Flannel Quilt Top Wool Batting (Be sure to put on the label that it has to air dry as it will shrink in a hot dryer.)
Cotton Quilt Top
Quilters Dream-Cotton Batting Vintage Look, Heavyweight (Heirloom) =>Click here to read more on Amazon
Dream Blend Vintage Look, lightweight, warm (Heirloom) =>Click here to read more on Amazon
Dream Green Modern Look, lightweight =>Click here to read more on Amazon
Hobbs Batting Heirloom 80/20, Vintage Look, Lightweight (Heirloom) =>Click here to read more on Amazon
Heirloom Premium Cotton Vintage Look, Heavyweight (Heirloom) =>Click here to read more on Amazon
Cloud Loft Puffy Look, Warm =>Click here to read more on Amazon
The Warm Company Warm and Natural, Vintage Look, Heavyweight (Heirloom) =>Click here to read more on Amazon
Warm and White, Vintage Look, Lightweight =>Click here to read more on Amazon
Warm 80/20 Vintage Look, Lightweight =>Click here to read more on Amazon
Wall Hanging/Table Runner
Since warmth is not a factor, the choices here are fairly simple.

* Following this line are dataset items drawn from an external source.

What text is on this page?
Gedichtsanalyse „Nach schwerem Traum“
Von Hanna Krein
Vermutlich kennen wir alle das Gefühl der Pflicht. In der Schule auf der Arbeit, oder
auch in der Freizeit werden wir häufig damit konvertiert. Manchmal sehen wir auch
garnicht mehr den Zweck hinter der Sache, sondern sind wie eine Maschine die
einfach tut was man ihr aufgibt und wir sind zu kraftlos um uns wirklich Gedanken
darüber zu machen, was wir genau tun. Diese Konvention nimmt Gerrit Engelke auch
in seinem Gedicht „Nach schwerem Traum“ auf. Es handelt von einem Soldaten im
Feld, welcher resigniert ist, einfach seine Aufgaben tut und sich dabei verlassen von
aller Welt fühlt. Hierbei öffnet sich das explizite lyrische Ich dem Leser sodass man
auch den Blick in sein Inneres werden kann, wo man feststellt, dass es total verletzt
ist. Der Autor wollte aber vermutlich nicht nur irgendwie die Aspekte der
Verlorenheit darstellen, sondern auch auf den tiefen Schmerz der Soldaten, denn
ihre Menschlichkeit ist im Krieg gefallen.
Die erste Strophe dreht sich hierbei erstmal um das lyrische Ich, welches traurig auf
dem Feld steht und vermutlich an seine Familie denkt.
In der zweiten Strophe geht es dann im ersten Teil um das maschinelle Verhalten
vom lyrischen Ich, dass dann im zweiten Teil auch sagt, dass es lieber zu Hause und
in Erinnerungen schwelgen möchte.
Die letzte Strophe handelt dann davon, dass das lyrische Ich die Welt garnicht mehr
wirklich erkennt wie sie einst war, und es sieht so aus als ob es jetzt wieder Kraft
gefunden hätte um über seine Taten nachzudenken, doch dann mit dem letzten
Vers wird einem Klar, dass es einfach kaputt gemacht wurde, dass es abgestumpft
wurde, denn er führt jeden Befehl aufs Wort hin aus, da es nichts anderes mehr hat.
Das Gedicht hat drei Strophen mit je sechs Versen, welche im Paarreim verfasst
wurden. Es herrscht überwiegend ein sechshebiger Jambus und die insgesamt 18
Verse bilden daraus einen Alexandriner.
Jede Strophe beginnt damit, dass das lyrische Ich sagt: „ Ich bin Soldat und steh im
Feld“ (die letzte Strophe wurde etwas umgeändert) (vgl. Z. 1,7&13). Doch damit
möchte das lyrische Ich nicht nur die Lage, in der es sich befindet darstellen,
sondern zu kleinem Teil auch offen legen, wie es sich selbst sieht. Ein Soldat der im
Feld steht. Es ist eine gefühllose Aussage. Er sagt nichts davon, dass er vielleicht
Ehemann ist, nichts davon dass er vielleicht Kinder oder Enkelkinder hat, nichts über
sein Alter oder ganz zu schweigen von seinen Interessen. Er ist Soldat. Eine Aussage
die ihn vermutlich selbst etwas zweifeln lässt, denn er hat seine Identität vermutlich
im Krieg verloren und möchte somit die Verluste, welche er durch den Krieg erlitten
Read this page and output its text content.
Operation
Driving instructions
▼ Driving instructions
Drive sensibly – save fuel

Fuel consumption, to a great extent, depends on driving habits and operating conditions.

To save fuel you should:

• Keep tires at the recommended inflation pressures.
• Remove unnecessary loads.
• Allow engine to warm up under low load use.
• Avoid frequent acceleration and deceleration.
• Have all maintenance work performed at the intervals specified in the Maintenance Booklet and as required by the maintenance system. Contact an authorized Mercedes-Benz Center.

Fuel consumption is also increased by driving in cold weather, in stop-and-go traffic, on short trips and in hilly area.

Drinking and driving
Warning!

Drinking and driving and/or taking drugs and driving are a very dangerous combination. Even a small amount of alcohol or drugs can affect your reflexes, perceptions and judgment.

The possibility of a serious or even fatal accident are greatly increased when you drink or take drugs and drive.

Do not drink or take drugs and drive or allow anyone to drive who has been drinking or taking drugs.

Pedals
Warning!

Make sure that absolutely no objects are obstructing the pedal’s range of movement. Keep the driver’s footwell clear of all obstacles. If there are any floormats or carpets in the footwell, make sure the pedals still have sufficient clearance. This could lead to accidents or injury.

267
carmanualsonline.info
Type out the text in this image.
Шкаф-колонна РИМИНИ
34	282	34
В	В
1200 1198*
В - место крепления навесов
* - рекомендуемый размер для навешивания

Typically you are looking for a low loft product made from polyester or a polyester cotton blend. Polyester or polyester blends can be hand quilted, tied, or machine quilted.
Quilters Dream 70/30 Poly Cotton Blend =>Click here to read more on Amazon
The Warm Company Warm 80/20 Poly Cotton Blend =>Click here to read more on Amazon
Hobbs Batting Poly/Down =>Click here to read more on Amazon
Nothing beats snuggling under a warm lap quilt during the cold winter months.
If you made the lap quilt in flannel, you would want to choose wool for your batting.
A lap quilt can be either heavy or lightweight in any loft you like. These can be hand quilted, tied, or machine quilted.
Quilters Dream Dream Orient =>Click here to read more on Amazon
Dream Puff (warmth) =>Click here to read more on Amazon
Dream Green (lightweight) =>Click here to read more on Amazon
Dream Cotton (heavy) =>Click here to read more on Amazon
The Warm Company Warm and Natural (heavy) =>Click here to read more on Amazon
Warm and Plush (lightweight) =>Click here to read more on Amazon
Warm and White (lightweight) =>Click here to read more on Amazon
Hobbs Batting Heirloom Premium Cotton(heavy) =>Click here to read more on Amazon
As a new quilter, the choice in batting can seem quite overwhelming. Talking with an experienced quilter or quilt guild can lead to a wealth of knowledge on the subject of best batting.
Everyone will have an opinion on what they like, and most will agree on what they do not want. It honestly comes down to a matter of one’s preference depending on each situation.
Remember if you are going to spend the money and take the time to make a quilt, the batting choice should not be taken lightly. It really will affect the appearance and further use of the quilt.
This quilter recommends visiting local quilt shops to look at the displays on the wall. Ask the owner what type of batting went into the display.
You will see a common theme depending on the type of quilt. They will also provide recommendations based on their experience. A longarmer will also make worthy comments.
Listen to their thoughts and opinions on what brands quilt the best. They see the effects of good vs. bad batting first hand and will likely steer you away from batting that will waste your money.
A quilt worth quilting will deserve the best batting.